Сзади, прячась у меня за спиной, молча давилась от смеха Русакова.

Позор мой закончился совсем уж неожиданно. Прекратив водить у меня перед носом пальцем, Станислав Романович вдруг распрямился, оглядел хихикающий и местами в открытую ржущий класс и рявкнул таким грозным басом, словно он был прапорщиком на армейском построении, а не ректором престижного вуза.

– А ну молчать!! Заткнуться всем и смотреть себе под ноги! Ишь, нашли развлечение!

Студенты испуганно заткнулись и только продолжала молча, исподтишка переглядываться. Ректор же продолжал тяжелым взглядом прохаживаться по рядам.

– Кому тут смешно из-за того, что сокурсница расшиблась и ходит с костылем? Кому в рекомендации на практику написать «неспособность к эмпатии»?

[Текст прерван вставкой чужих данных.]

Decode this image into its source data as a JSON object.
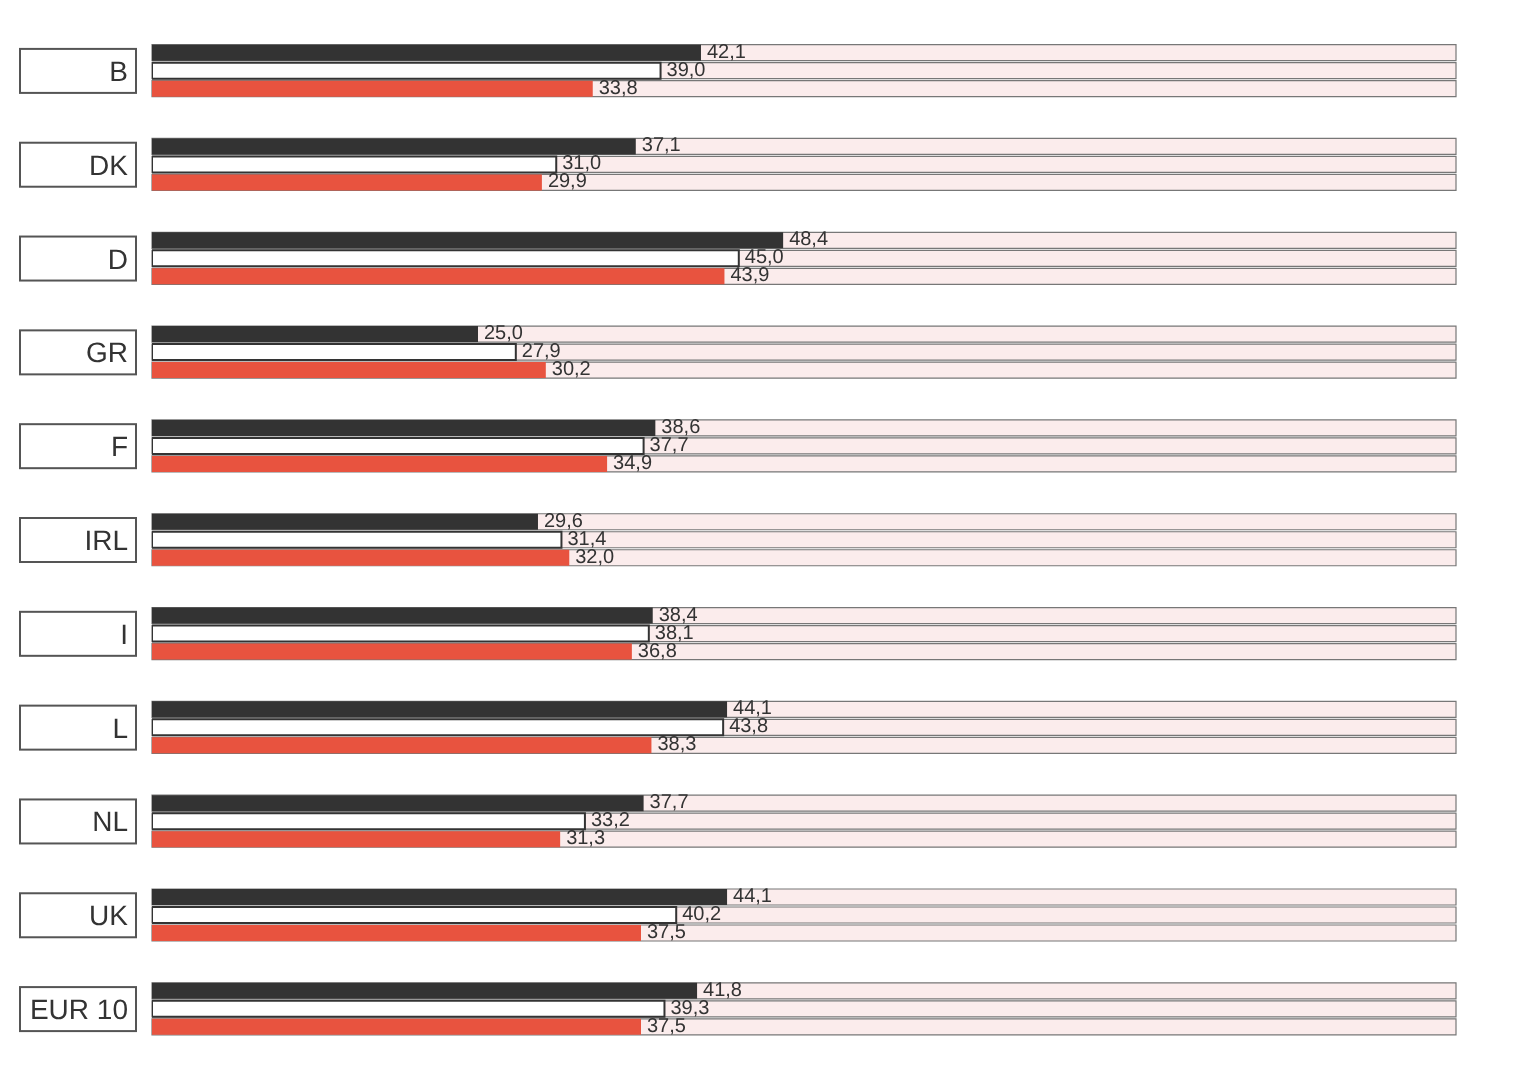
{
  "chart_data": {
    "type": "bar",
    "orientation": "horizontal",
    "categories": [
      "B",
      "DK",
      "D",
      "GR",
      "F",
      "IRL",
      "I",
      "L",
      "NL",
      "UK",
      "EUR 10"
    ],
    "series": [
      {
        "color": "#333333",
        "values": [
          42.1,
          37.1,
          48.4,
          25.0,
          38.6,
          29.6,
          38.4,
          44.1,
          37.7,
          44.1,
          41.8
        ],
        "value_labels": [
          "42,1",
          "37,1",
          "48,4",
          "25,0",
          "38,6",
          "29,6",
          "38,4",
          "44,1",
          "37,7",
          "44,1",
          "41,8"
        ]
      },
      {
        "color": "#ffffff",
        "values": [
          39.0,
          31.0,
          45.0,
          27.9,
          37.7,
          31.4,
          38.1,
          43.8,
          33.2,
          40.2,
          39.3
        ],
        "value_labels": [
          "39,0",
          "31,0",
          "45,0",
          "27,9",
          "37,7",
          "31,4",
          "38,1",
          "43,8",
          "33,2",
          "40,2",
          "39,3"
        ]
      },
      {
        "color": "#e8533f",
        "values": [
          33.8,
          29.9,
          43.9,
          30.2,
          34.9,
          32.0,
          36.8,
          38.3,
          31.3,
          37.5,
          37.5
        ],
        "value_labels": [
          "33,8",
          "29,9",
          "43,9",
          "30,2",
          "34,9",
          "32,0",
          "36,8",
          "38,3",
          "31,3",
          "37,5",
          "37,5"
        ]
      }
    ],
    "xlim": [
      0,
      100
    ],
    "tick_labels": "y"
  }
}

Тон он понизил, но угроза была куда страшнее простого крика – такая рекомендация фактически означала волчий билет для начинающего клинического психолога, а уже тем более – для психотерапевта. В аудитории наступила полнейшая, строжайшая тишина.

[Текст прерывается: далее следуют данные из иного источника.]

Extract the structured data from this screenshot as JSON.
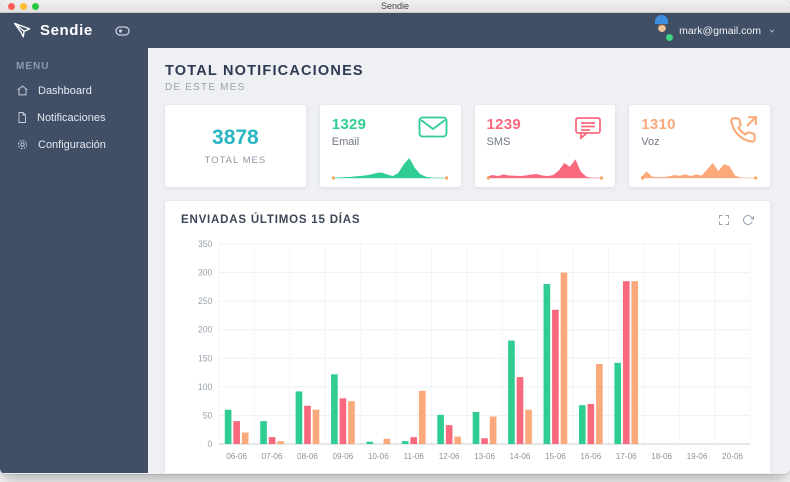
{
  "window": {
    "title": "Sendie"
  },
  "brand": {
    "name": "Sendie"
  },
  "sidebar": {
    "menu_label": "MENU",
    "items": [
      {
        "label": "Dashboard",
        "icon": "home-icon"
      },
      {
        "label": "Notificaciones",
        "icon": "file-icon"
      },
      {
        "label": "Configuración",
        "icon": "gear-icon"
      }
    ]
  },
  "topbar": {
    "user_email": "mark@gmail.com"
  },
  "main": {
    "heading": {
      "title": "TOTAL NOTIFICACIONES",
      "subtitle": "DE ESTE MES"
    },
    "cards": [
      {
        "type": "total",
        "value": "3878",
        "label": "TOTAL MES",
        "accent": "#2AB5C3"
      },
      {
        "type": "stat",
        "value": "1329",
        "label": "Email",
        "accent": "#2FCD92",
        "icon": "envelope-icon",
        "spark": [
          1,
          2,
          3,
          4,
          6,
          8,
          10,
          14,
          20,
          22,
          14,
          8,
          20,
          55,
          80,
          40,
          15,
          5,
          2,
          1,
          1,
          1
        ]
      },
      {
        "type": "stat",
        "value": "1239",
        "label": "SMS",
        "accent": "#F9697E",
        "icon": "chat-bubble-icon",
        "spark": [
          5,
          12,
          8,
          14,
          10,
          9,
          8,
          10,
          14,
          16,
          10,
          8,
          12,
          30,
          60,
          45,
          75,
          25,
          5,
          1,
          1,
          1
        ]
      },
      {
        "type": "stat",
        "value": "1310",
        "label": "Voz",
        "accent": "#FBA97B",
        "icon": "phone-outgoing-icon",
        "spark": [
          2,
          26,
          6,
          3,
          4,
          6,
          12,
          9,
          15,
          8,
          14,
          10,
          35,
          60,
          28,
          55,
          48,
          10,
          2,
          1,
          1,
          1
        ]
      }
    ],
    "panel": {
      "title": "ENVIADAS ÚLTIMOS 15 DÍAS",
      "action_icons": [
        "expand-icon",
        "refresh-icon"
      ]
    }
  },
  "colors": {
    "spark_endpoint": "#F6A45B",
    "sidebar_bg": "#404E66"
  },
  "chart_data": {
    "type": "bar",
    "title": "ENVIADAS ÚLTIMOS 15 DÍAS",
    "categories": [
      "06-06",
      "07-06",
      "08-06",
      "09-06",
      "10-06",
      "11-06",
      "12-06",
      "13-06",
      "14-06",
      "15-06",
      "16-06",
      "17-06",
      "18-06",
      "19-06",
      "20-06"
    ],
    "series": [
      {
        "name": "Email",
        "color": "#2FCD92",
        "values": [
          60,
          40,
          92,
          122,
          4,
          5,
          51,
          56,
          181,
          280,
          68,
          142,
          0,
          0,
          0
        ]
      },
      {
        "name": "SMS",
        "color": "#F9697E",
        "values": [
          40,
          12,
          67,
          80,
          0,
          12,
          33,
          10,
          117,
          235,
          70,
          285,
          0,
          0,
          0
        ]
      },
      {
        "name": "Voz",
        "color": "#FBA97B",
        "values": [
          20,
          5,
          60,
          75,
          9,
          93,
          13,
          48,
          60,
          300,
          140,
          285,
          0,
          0,
          0
        ]
      }
    ],
    "xlabel": "",
    "ylabel": "",
    "ylim": [
      0,
      350
    ],
    "ytick_interval": 50,
    "grid": true,
    "legend_position": "none"
  }
}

– То-то, – удовлетворенно произнес спустя почти целую минуту ректор. – Так и продолжайте, пока не закончится лекция. Идем, Гончарова, я отнесу тебя обратно в медпункт. Вставай.

И не успел у меня оформиться в голове протест (Какое «отнесу» на глазах у ТРЕХ групп?! Не хочу снова в медпункт!) – плавным и почти привычным движением, ректор подтянул меня к себе, ничтоже сумнящеся подхватил под спину и колени, легко вскинул на руки и понес к выходу из аудитории, не забыв прихватить и костыль, всучив мне его в руки.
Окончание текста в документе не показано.